Posted Oct 22 2008 4:32pm

Recent news of increased rates of suicide among individuals between 10 and 24 years of age illustrate the need for and value of mental health care, mental health professionals say.

In just one year, the number of suicides in this age group increased by 8 percent (from 4,232 in 2003 to 4,599 in 2004), which is the greatest increase in more than 15 years. In addition, the most pronounced increases were evident among adolescent girls: a 76 percent increase among girls aged 10 to 14 years and a 32 percent increase among girls aged 15 to 19 years.

Mental health treatment — both pharmacologic and psychotherapeutic — has been proven to be highly effective in reducing depressive and other symptoms, thereby reducing the risk of suicide.

Debate continues about whether the increase in suicides resulted from physicians’ reluctance to prescribe antidepressants to youth in response to “black box” warnings of suicide risk associated with these medications, as the Food and Drug Administration has required since late 2004.

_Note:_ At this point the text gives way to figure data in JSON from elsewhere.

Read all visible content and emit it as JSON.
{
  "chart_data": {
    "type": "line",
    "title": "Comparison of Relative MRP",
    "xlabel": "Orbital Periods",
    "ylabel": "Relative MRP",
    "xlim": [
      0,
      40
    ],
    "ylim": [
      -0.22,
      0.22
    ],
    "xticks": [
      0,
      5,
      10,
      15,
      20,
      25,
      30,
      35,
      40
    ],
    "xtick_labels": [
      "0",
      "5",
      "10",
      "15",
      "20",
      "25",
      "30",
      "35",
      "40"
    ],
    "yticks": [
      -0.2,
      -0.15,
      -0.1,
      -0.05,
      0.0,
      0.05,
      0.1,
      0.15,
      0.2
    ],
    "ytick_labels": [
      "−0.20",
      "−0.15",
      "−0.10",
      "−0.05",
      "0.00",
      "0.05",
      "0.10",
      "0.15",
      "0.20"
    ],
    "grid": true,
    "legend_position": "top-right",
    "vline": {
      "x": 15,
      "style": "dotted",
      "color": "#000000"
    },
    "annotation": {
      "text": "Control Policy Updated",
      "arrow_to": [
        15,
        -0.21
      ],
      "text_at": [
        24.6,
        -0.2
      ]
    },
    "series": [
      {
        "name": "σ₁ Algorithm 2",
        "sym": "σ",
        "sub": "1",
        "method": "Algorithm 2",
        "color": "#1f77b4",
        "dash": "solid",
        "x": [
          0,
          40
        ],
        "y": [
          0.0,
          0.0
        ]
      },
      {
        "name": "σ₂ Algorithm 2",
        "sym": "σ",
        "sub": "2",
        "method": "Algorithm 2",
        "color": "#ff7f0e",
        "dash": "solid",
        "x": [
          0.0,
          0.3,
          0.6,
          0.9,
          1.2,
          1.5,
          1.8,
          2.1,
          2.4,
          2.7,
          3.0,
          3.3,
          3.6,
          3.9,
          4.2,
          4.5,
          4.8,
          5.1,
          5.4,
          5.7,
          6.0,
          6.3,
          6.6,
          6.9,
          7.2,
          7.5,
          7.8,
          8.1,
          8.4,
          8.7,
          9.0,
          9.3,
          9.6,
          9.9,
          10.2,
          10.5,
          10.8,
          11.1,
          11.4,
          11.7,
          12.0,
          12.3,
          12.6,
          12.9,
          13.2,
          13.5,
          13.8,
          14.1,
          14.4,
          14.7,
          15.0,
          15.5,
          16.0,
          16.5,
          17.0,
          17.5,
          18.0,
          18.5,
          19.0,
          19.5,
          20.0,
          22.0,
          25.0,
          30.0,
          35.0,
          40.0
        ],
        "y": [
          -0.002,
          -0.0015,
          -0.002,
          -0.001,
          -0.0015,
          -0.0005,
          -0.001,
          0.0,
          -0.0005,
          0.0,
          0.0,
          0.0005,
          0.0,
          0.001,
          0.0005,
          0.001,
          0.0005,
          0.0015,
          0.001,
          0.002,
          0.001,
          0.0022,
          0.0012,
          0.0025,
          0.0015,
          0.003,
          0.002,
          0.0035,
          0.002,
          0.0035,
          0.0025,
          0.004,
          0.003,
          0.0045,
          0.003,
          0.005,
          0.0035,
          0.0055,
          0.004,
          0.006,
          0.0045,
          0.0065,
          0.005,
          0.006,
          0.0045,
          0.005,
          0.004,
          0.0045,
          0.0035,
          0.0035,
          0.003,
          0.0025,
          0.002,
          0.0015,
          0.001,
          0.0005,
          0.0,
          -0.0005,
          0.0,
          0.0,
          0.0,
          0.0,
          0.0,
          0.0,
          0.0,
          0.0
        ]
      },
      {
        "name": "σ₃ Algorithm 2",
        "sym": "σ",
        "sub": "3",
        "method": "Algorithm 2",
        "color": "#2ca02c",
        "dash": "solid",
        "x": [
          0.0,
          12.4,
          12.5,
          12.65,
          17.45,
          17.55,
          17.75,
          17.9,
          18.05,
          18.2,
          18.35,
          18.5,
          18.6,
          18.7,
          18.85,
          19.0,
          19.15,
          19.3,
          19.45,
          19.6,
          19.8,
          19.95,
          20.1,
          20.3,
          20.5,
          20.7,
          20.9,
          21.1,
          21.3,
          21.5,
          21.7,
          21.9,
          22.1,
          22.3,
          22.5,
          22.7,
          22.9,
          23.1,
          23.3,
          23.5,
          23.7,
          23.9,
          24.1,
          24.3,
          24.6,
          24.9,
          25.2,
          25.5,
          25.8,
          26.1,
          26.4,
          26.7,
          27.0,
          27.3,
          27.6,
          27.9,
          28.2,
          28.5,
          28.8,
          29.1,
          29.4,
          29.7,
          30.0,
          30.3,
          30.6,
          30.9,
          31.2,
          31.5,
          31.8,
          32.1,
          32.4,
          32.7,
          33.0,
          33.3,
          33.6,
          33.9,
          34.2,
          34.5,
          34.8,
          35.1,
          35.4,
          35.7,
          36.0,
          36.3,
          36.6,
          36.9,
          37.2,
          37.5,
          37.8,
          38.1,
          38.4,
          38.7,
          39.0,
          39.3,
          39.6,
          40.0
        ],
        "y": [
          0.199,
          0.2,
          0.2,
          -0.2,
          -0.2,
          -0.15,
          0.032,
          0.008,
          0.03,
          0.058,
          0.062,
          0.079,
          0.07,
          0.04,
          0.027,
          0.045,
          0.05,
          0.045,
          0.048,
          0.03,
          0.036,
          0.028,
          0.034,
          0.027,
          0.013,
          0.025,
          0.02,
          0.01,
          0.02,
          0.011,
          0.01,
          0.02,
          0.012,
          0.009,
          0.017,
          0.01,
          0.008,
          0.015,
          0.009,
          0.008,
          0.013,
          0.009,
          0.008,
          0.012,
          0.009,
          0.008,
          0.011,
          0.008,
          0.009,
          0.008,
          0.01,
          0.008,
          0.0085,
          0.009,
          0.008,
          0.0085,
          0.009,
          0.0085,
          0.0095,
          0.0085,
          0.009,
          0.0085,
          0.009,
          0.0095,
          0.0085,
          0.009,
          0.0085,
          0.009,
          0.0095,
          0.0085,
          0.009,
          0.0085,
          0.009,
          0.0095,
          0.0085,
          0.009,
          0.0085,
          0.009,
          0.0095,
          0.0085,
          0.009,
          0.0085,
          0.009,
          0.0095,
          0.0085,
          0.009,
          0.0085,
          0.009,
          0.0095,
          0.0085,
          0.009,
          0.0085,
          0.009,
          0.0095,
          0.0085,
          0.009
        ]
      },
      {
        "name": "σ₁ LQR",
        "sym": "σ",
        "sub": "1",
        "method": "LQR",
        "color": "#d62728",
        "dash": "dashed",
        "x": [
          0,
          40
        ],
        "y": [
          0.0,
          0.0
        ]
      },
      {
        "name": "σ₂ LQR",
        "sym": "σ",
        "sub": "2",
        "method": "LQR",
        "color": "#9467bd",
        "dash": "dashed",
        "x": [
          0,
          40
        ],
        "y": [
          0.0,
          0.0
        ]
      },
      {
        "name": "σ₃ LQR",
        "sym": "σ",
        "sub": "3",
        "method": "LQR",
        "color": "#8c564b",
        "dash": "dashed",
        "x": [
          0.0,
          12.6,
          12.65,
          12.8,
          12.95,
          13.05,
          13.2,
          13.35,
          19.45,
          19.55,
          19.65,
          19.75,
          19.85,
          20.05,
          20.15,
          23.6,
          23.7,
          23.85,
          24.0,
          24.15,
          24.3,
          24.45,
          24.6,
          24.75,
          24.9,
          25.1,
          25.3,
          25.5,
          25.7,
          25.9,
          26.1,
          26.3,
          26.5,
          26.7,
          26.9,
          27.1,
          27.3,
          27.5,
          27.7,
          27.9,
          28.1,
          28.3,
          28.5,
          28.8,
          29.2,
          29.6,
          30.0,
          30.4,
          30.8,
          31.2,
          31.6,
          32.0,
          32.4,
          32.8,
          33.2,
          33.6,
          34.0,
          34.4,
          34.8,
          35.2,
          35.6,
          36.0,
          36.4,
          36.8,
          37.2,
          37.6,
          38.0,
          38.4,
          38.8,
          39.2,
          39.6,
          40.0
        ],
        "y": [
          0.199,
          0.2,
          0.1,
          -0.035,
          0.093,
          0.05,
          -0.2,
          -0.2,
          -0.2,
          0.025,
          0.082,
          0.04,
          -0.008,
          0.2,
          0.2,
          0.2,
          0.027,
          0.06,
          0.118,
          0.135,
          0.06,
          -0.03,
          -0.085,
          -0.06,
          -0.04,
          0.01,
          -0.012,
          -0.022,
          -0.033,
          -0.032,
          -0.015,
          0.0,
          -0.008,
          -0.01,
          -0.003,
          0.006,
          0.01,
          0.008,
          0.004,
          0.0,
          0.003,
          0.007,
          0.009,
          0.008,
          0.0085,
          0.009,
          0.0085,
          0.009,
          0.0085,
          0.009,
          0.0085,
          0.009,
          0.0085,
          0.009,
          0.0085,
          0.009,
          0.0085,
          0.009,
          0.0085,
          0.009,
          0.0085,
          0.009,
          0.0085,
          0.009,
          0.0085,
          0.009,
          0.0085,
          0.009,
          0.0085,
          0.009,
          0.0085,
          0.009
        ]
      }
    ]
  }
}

Other possible reasons for the higher suicide rates are increased prevalence of mental illness and greater use of alcohol and other drugs. However, research indicates that the risk of suicide is commonly highest just before treatment begins and that this risk declines once therapy is under way.

“Treatments for mental illness have been proven effective and can help individuals achieve a fulfilling life of recovery. However, there are many barriers, including inadequate funding and stigma, that prevent children and adults from receiving the therapy and other support services they need,” said Debra L. Wentz, chief executive officer of the New Jersey Association of Mental Health Agencies, Inc.

Dr. Wentz said it is critical that family members and friends be alert to the signs and symptoms of mental illness and the warning signs that individuals may be considering suicide (see lists of signs following

With this critical knowledge, a family member or friend will have a greater opportunity to encourage loved ones to seek assistance.

“Recognizing signs and symptoms is a critical first step. In addition, we must erase the stigma that presents a tremendous barrier for these individuals to obtaining the care they need,” said Dr. Wentz. “It is time for us all to recognize that mental illness should be treated as any other disease.”

What to do if there is a concern that someone might try to commit suicide?

▪ Take it seriously: 75 percent of individuals considering suicide give a warning to a friend or family member.

▪ Be willing to listen: Ask the person what is bothering him. Persist to overcome reluctance to talk about it. Ask if the person is considering suicide, but do not attempt to argue him out of suicide. Rather, show that you care and understand, and say that depression can be treated and problems can be solved.

▪ Seek professional help: Be actively involved in encouraging the person to locate and go to a physician or mental health professional. A complete listing of local community mental health agencies throughout New Jersey may be found by visiting NJAMHA’s website.

▪ In an acute crisis: Take the person at risk to an emergency room or walk-in clinic at a psychiatric hospital. Stay with him until help is available. If these options are unavailable, call 9-1-1 or the National Suicide Prevention Lifeline at 1-800-273-TALK.

▪ Follow-up on treatment: By continuing to show support, you can increase the likelihood that your friend or loved one will continue with treatment.